Jakarta (ANTARA) - Penyidik Subdit Jatanras Direktorat Reserse Kriminal Umum Polda Metro Jaya, Kamis siang, dijadwalkan menggelar rekonstruksi kasus pesta asusila sesama jenis (homo) di sebuah apartemen, Kuningan, Jakarta Selatan.

"Siang ini sekitar jam 13.00 WIB kita laksanakan rekonstruksi kasus pesta asusila homo," kata Kepala Bidang Humas Polda Metro Jaya, Kombes Pol Yusri Yunus saat dihubungi, di Jakarta.

Yusri menjelaskan rekonstruksi akan digelar di Mako Polda Metro Jaya dengan menghadirkan sembilan orang yang telah ditetapkan sebagai tersangka dalam kasus tersebut.

"Lokasi rekonstruksinya di Polda Metro Jaya" kata Yusri.

Baca juga: Satu tersangka pesta seks homo di Jakarta Selatan positif HIV

Rekonstruksi tersebut bertujuan untuk menyesuaikan keterangan para tersangka dan saksi yang telah dituangkan ke dalam berita acara pemeriksaan dan fakta di lapangan.

Penyidik Polda Metro Jaya telah menetapkan sembilan orang sebagai tersangka usai menggerebek sebuah pesta asusila homo di sebuah apartemen di Kuningan, Jakarta Selatan pada 29 Agustus 2020.

Inisial sembilan tersangka tersebut adalah TRF, BA, NA, KG, SW, NM, A, WH. Sembilan orang yang ditetapkan sebagai tersangka karena perannya sebagai penyelenggara pesta asusila tersebut. Sedangkan 47 orang peserta pesta tersebut tidak ditahan dan hanya ditetapkan sebagai saksi.
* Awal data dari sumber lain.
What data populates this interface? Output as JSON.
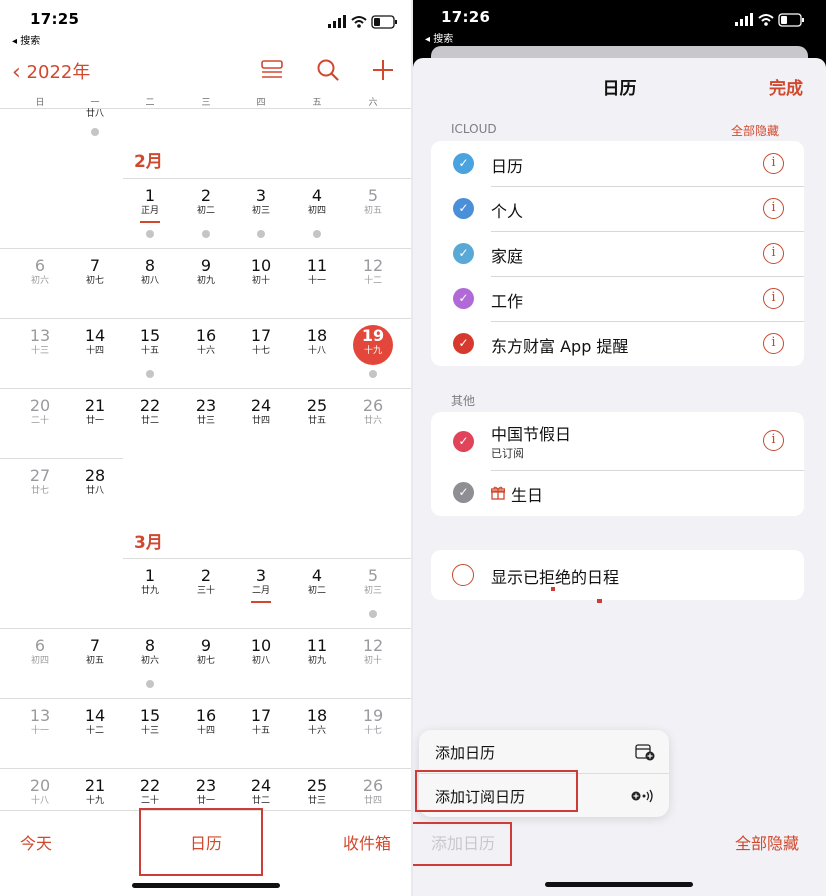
{
  "left": {
    "status": {
      "time": "17:25",
      "back": "◂ 搜索"
    },
    "nav": {
      "year_back": "2022年"
    },
    "weekdays": [
      "日",
      "一",
      "二",
      "三",
      "四",
      "五",
      "六"
    ],
    "prev_peek": {
      "lunar": "廿八"
    },
    "feb": {
      "title": "2月",
      "weeks": [
        [
          {
            "d": "",
            "l": ""
          },
          {
            "d": "",
            "l": ""
          },
          {
            "d": "1",
            "l": "正月"
          },
          {
            "d": "2",
            "l": "初二"
          },
          {
            "d": "3",
            "l": "初三"
          },
          {
            "d": "4",
            "l": "初四"
          },
          {
            "d": "5",
            "l": "初五"
          }
        ],
        [
          {
            "d": "6",
            "l": "初六"
          },
          {
            "d": "7",
            "l": "初七"
          },
          {
            "d": "8",
            "l": "初八"
          },
          {
            "d": "9",
            "l": "初九"
          },
          {
            "d": "10",
            "l": "初十"
          },
          {
            "d": "11",
            "l": "十一"
          },
          {
            "d": "12",
            "l": "十二"
          }
        ],
        [
          {
            "d": "13",
            "l": "十三"
          },
          {
            "d": "14",
            "l": "十四"
          },
          {
            "d": "15",
            "l": "十五"
          },
          {
            "d": "16",
            "l": "十六"
          },
          {
            "d": "17",
            "l": "十七"
          },
          {
            "d": "18",
            "l": "十八"
          },
          {
            "d": "19",
            "l": "十九"
          }
        ],
        [
          {
            "d": "20",
            "l": "二十"
          },
          {
            "d": "21",
            "l": "廿一"
          },
          {
            "d": "22",
            "l": "廿二"
          },
          {
            "d": "23",
            "l": "廿三"
          },
          {
            "d": "24",
            "l": "廿四"
          },
          {
            "d": "25",
            "l": "廿五"
          },
          {
            "d": "26",
            "l": "廿六"
          }
        ],
        [
          {
            "d": "27",
            "l": "廿七"
          },
          {
            "d": "28",
            "l": "廿八"
          }
        ]
      ]
    },
    "mar": {
      "title": "3月",
      "weeks": [
        [
          {
            "d": "",
            "l": ""
          },
          {
            "d": "",
            "l": ""
          },
          {
            "d": "1",
            "l": "廿九"
          },
          {
            "d": "2",
            "l": "三十"
          },
          {
            "d": "3",
            "l": "二月"
          },
          {
            "d": "4",
            "l": "初二"
          },
          {
            "d": "5",
            "l": "初三"
          }
        ],
        [
          {
            "d": "6",
            "l": "初四"
          },
          {
            "d": "7",
            "l": "初五"
          },
          {
            "d": "8",
            "l": "初六"
          },
          {
            "d": "9",
            "l": "初七"
          },
          {
            "d": "10",
            "l": "初八"
          },
          {
            "d": "11",
            "l": "初九"
          },
          {
            "d": "12",
            "l": "初十"
          }
        ],
        [
          {
            "d": "13",
            "l": "十一"
          },
          {
            "d": "14",
            "l": "十二"
          },
          {
            "d": "15",
            "l": "十三"
          },
          {
            "d": "16",
            "l": "十四"
          },
          {
            "d": "17",
            "l": "十五"
          },
          {
            "d": "18",
            "l": "十六"
          },
          {
            "d": "19",
            "l": "十七"
          }
        ],
        [
          {
            "d": "20",
            "l": "十八"
          },
          {
            "d": "21",
            "l": "十九"
          },
          {
            "d": "22",
            "l": "二十"
          },
          {
            "d": "23",
            "l": "廿一"
          },
          {
            "d": "24",
            "l": "廿二"
          },
          {
            "d": "25",
            "l": "廿三"
          },
          {
            "d": "26",
            "l": "廿四"
          }
        ]
      ]
    },
    "today_date": "19",
    "toolbar": {
      "today": "今天",
      "calendars": "日历",
      "inbox": "收件箱"
    }
  },
  "right": {
    "status": {
      "time": "17:26",
      "back": "◂ 搜索"
    },
    "header": {
      "title": "日历",
      "done": "完成"
    },
    "icloud": {
      "section": "ICLOUD",
      "hide_all": "全部隐藏",
      "items": [
        {
          "label": "日历",
          "color": "#4aa3df"
        },
        {
          "label": "个人",
          "color": "#4a90d9"
        },
        {
          "label": "家庭",
          "color": "#5aa8d6"
        },
        {
          "label": "工作",
          "color": "#b069d6"
        },
        {
          "label": "东方财富 App 提醒",
          "color": "#d63a2f"
        }
      ]
    },
    "other": {
      "section": "其他",
      "items": [
        {
          "label": "中国节假日",
          "sub": "已订阅",
          "color": "#e0445a"
        },
        {
          "label": "生日",
          "color": "#8e8e93"
        }
      ]
    },
    "declined": {
      "label": "显示已拒绝的日程"
    },
    "popup": {
      "add_calendar": "添加日历",
      "add_subscribed": "添加订阅日历"
    },
    "toolbar": {
      "add_calendar": "添加日历",
      "hide_all": "全部隐藏"
    }
  },
  "colors": {
    "accent": "#d0492f",
    "today": "#e3463a",
    "highlight_box": "#cf3b37"
  }
}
Atas perbuatannya, kesembilan tersangka dikenakan Pasal 296 KUHP dan atau Pasal 33 Jo Pasal 7 Undang-Undang 44 Tahun 2008 tentang Pornografi dengan ancaman kurungan minimal satu tahun penjara dan maksimal 10 tahun penjara.
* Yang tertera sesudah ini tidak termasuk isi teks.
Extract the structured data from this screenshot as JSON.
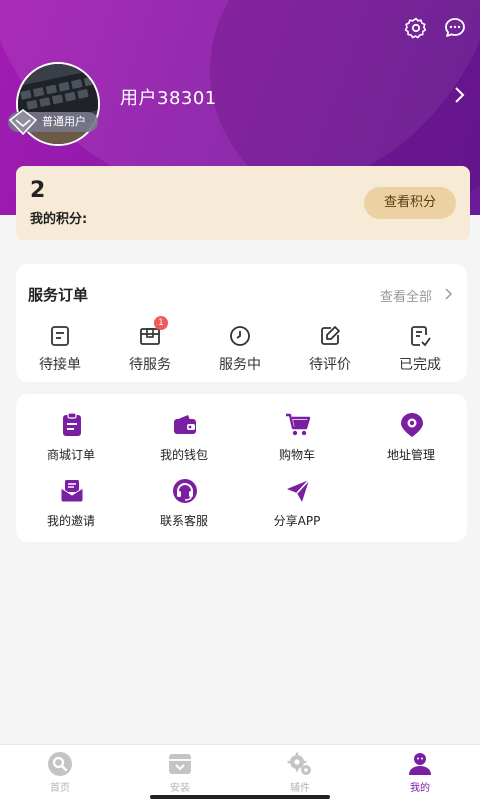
{
  "header": {
    "settings_icon": "gear-icon",
    "message_icon": "chat-bubble-icon",
    "username": "用户38301",
    "member_badge": "普通用户"
  },
  "points": {
    "value": "2",
    "label": "我的积分:",
    "button": "查看积分"
  },
  "orders": {
    "title": "服务订单",
    "view_all": "查看全部",
    "items": [
      {
        "label": "待接单",
        "icon": "document-icon"
      },
      {
        "label": "待服务",
        "icon": "box-icon",
        "badge": "1"
      },
      {
        "label": "服务中",
        "icon": "clock-icon"
      },
      {
        "label": "待评价",
        "icon": "edit-icon"
      },
      {
        "label": "已完成",
        "icon": "check-document-icon"
      }
    ]
  },
  "tools": [
    {
      "label": "商城订单",
      "icon": "clipboard-icon"
    },
    {
      "label": "我的钱包",
      "icon": "wallet-icon"
    },
    {
      "label": "购物车",
      "icon": "cart-icon"
    },
    {
      "label": "地址管理",
      "icon": "location-icon"
    },
    {
      "label": "我的邀请",
      "icon": "mail-icon"
    },
    {
      "label": "联系客服",
      "icon": "headset-icon"
    },
    {
      "label": "分享APP",
      "icon": "send-icon"
    }
  ],
  "tabbar": [
    {
      "label": "首页",
      "icon": "home-search-icon",
      "active": false
    },
    {
      "label": "安装",
      "icon": "install-box-icon",
      "active": false
    },
    {
      "label": "辅件",
      "icon": "gears-icon",
      "active": false
    },
    {
      "label": "我的",
      "icon": "user-icon",
      "active": true
    }
  ],
  "colors": {
    "brand": "#7b1fa2",
    "header_start": "#a21bb2",
    "points_bg": "#f7ead6",
    "badge_red": "#ef5b5b"
  }
}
Baca juga: Pesta seks homo di Jaksel terinspirasi kegiatan serupa di Thailand
Baca juga: Pesta seks homo Kuningan Jaksel tiketnya Rp150 ribu per orang


Adapun barang bukti yang disita polisi dari penggerebekan tersebut antara lain delapan kotak alat kontrasepsi, satu kotak 'tissue magic', satu buku registrasi, tiga botol pelumas, delapan botol obat perangsang dan bukti transfer pembelian tiket masuk pesta.